Compression and archiving are among
the most common methods of file storage, especially for file transfers - such as email
attachments, FTP, and HTTP. Before any virus/malware detection can occur on a compressed
file,
however, you must first decompress it. For other compression file types, IM Security performs scan actions on the
whole compressed file, rather than individual files within the compressed file.
-
Extraction: used when multiple files have been compressed or archived into a single file: PKZIP, LHA, LZH, ARJ, MIME, MSCF, TAR, GZIP, BZIP2, RAR, and ACE.
-
Expansion: used when only a single file has been compressed or archived into a single file: PKLITE, PKLITE32, LZEXE, DIET, ASPACK, UPX, MSCOMP, LZW, MACBIN, and Petite.
-
Decoding: used when a file has been converted from binary to ASCII, a method that is widely employed by email systems: UUENCODE and BINHEX.
 |
NoteWhen IM Security does not support the compression type, then it cannot detect
viruses/malware in compression layers beyond the first compression layer.
|
-
IM Security extracts the compressed files and scans them.IM Security begins by extracting the first compression layer.

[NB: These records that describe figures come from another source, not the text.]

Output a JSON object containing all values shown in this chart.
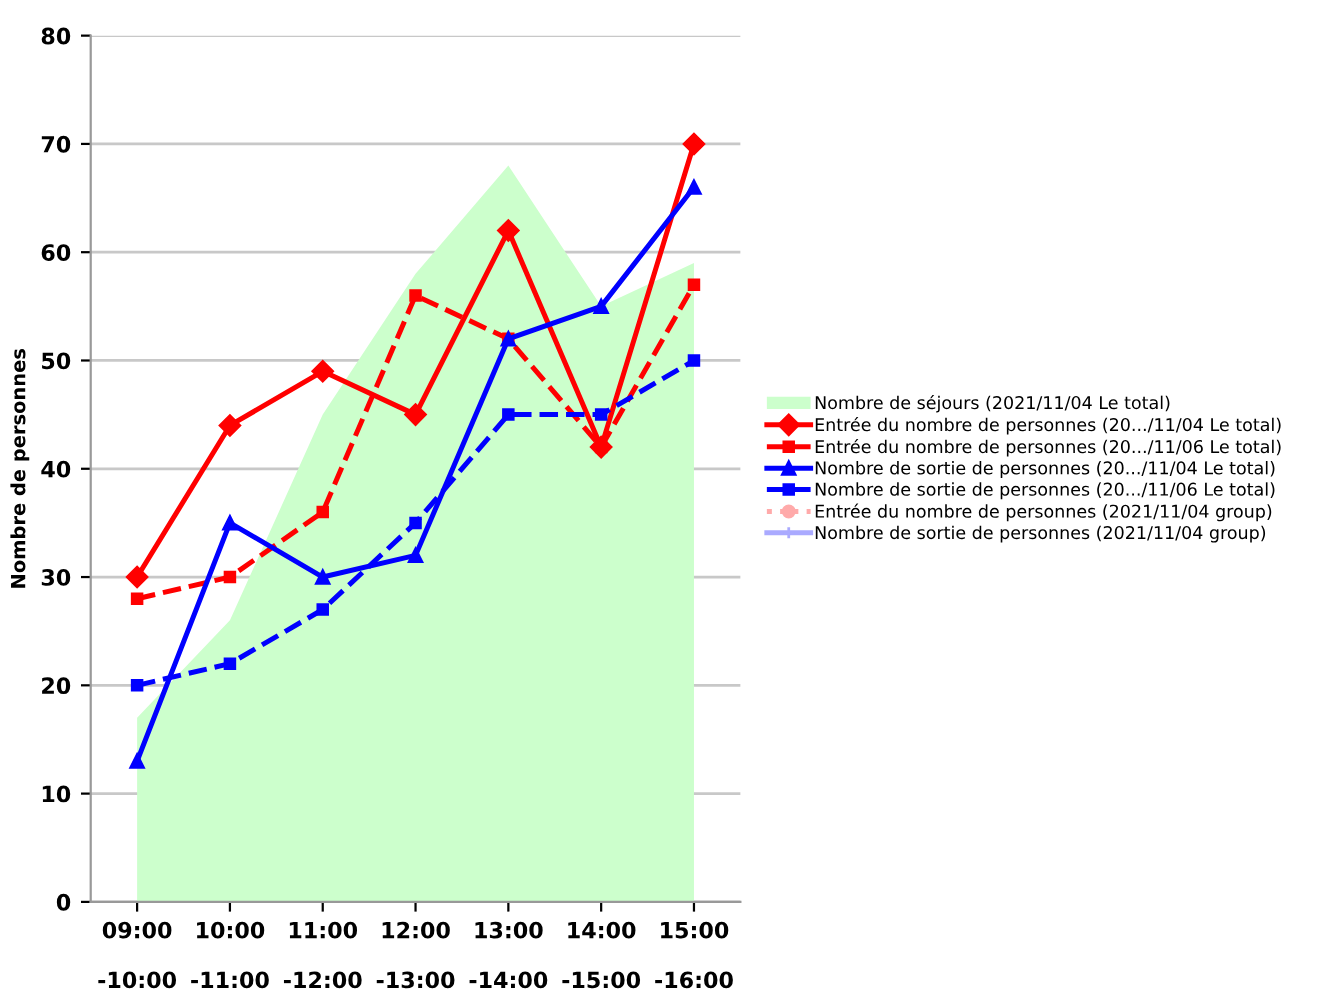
{
  "chart_data": {
    "type": "line",
    "ylabel": "Nombre de personnes",
    "categories": [
      "09:00\n\n-10:00",
      "10:00\n\n-11:00",
      "11:00\n\n-12:00",
      "12:00\n\n-13:00",
      "13:00\n\n-14:00",
      "14:00\n\n-15:00",
      "15:00\n\n-16:00"
    ],
    "series": [
      {
        "name": "Nombre de séjours (2021/11/04 Le total)",
        "type": "area",
        "color": "#ccffcc",
        "values": [
          17,
          26,
          45,
          58,
          68,
          55,
          59
        ]
      },
      {
        "name": "Entrée du nombre de personnes (20.../11/04 Le total)",
        "color": "#ff0000",
        "marker": "diamond",
        "line_style": "solid",
        "values": [
          30,
          44,
          49,
          45,
          62,
          42,
          70
        ]
      },
      {
        "name": "Entrée du nombre de personnes (20.../11/06 Le total)",
        "color": "#ff0000",
        "marker": "square",
        "line_style": "dashed",
        "values": [
          28,
          30,
          36,
          56,
          52,
          42,
          57
        ]
      },
      {
        "name": "Nombre de sortie de personnes (20.../11/04 Le total)",
        "color": "#0000ff",
        "marker": "triangle",
        "line_style": "solid",
        "values": [
          13,
          35,
          30,
          32,
          52,
          55,
          66
        ]
      },
      {
        "name": "Nombre de sortie de personnes (20.../11/06 Le total)",
        "color": "#0000ff",
        "marker": "square",
        "line_style": "dashed",
        "values": [
          20,
          22,
          27,
          35,
          45,
          45,
          50
        ]
      },
      {
        "name": "Entrée du nombre de personnes (2021/11/04 group)",
        "color": "#ffaaaa",
        "marker": "circle",
        "line_style": "dotted",
        "values": [
          null,
          null,
          null,
          null,
          null,
          null,
          null
        ]
      },
      {
        "name": "Nombre de sortie de personnes (2021/11/04 group)",
        "color": "#aaaaff",
        "marker": "cross",
        "line_style": "solid",
        "values": [
          null,
          null,
          null,
          null,
          null,
          null,
          null
        ]
      }
    ],
    "ylim": [
      0,
      80
    ],
    "yticks": [
      0,
      10,
      20,
      30,
      40,
      50,
      60,
      70,
      80
    ],
    "grid": "y",
    "legend": "right"
  }
}
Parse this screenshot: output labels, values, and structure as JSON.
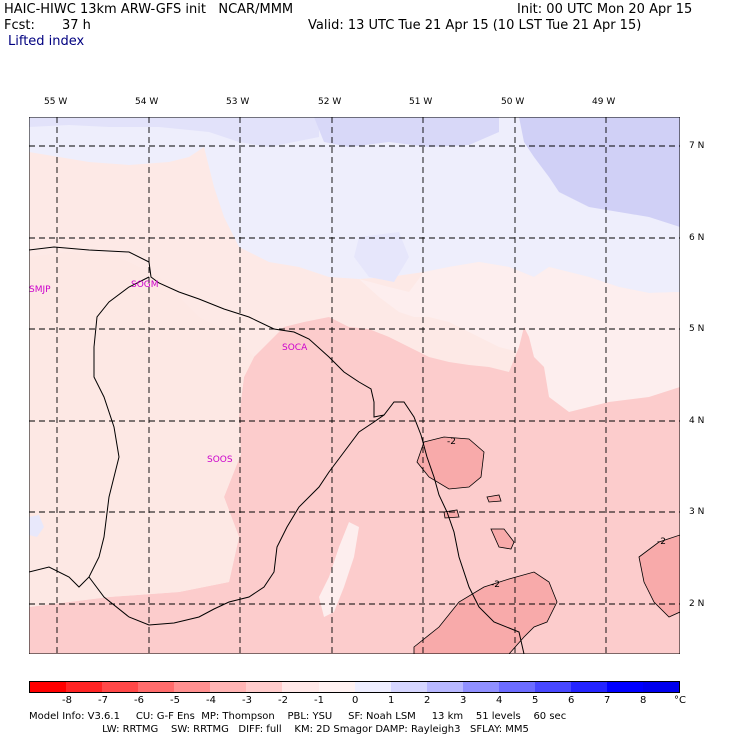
{
  "header": {
    "model_line": "HAIC-HIWC 13km ARW-GFS init   NCAR/MMM",
    "init_line": "Init: 00 UTC Mon 20 Apr 15",
    "fcst_label": "Fcst:",
    "fcst_value": "37 h",
    "valid_line": "Valid: 13 UTC Tue 21 Apr 15 (10 LST Tue 21 Apr 15)",
    "field_name": "Lifted index"
  },
  "map": {
    "lon_labels": [
      "55 W",
      "54 W",
      "53 W",
      "52 W",
      "51 W",
      "50 W",
      "49 W"
    ],
    "lat_labels": [
      "7 N",
      "6 N",
      "5 N",
      "4 N",
      "3 N",
      "2 N"
    ],
    "stations": [
      "SMJP",
      "SOGM",
      "SOCA",
      "SOOS"
    ],
    "contour_labels": [
      "-2",
      "-2",
      "-2"
    ]
  },
  "colorbar": {
    "ticks": [
      "-8",
      "-7",
      "-6",
      "-5",
      "-4",
      "-3",
      "-2",
      "-1",
      "0",
      "1",
      "2",
      "3",
      "4",
      "5",
      "6",
      "7",
      "8"
    ],
    "unit": "°C",
    "colors": [
      "#ff0000",
      "#ff2424",
      "#ff4848",
      "#ff6c6c",
      "#ff9090",
      "#ffb4b4",
      "#ffcccc",
      "#ffe8e8",
      "#fff2f2",
      "#eeeeff",
      "#d6d6ff",
      "#b8b8ff",
      "#9090ff",
      "#6c6cff",
      "#4848ff",
      "#2424ff",
      "#0000ff",
      "#0000ee"
    ]
  },
  "footer": {
    "line1": "Model Info: V3.6.1     CU: G-F Ens  MP: Thompson    PBL: YSU     SF: Noah LSM     13 km    51 levels    60 sec",
    "line2": "                       LW: RRTMG    SW: RRTMG   DIFF: full    KM: 2D Smagor DAMP: Rayleigh3   SFLAY: MM5"
  }
}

After extracting the first layer, IM Security proceeds to the second layer and so on until it has scanned all of the compression layers that the user configured it to scan, up to a maximum of 20.
-
IM Security performs a user-configured action on infected files.IM Security performs the same action against infected files detected in compressed formats as for other infected files. For example, if you select Quarantine entire message as the action for infected files, then IM Security quarantines entire messages in which it detects infected files.IM Security can clean files from two types of compression routines: PKZIP and LHA. However, IM Security can only clean the first layer of files compressed using these compression routines.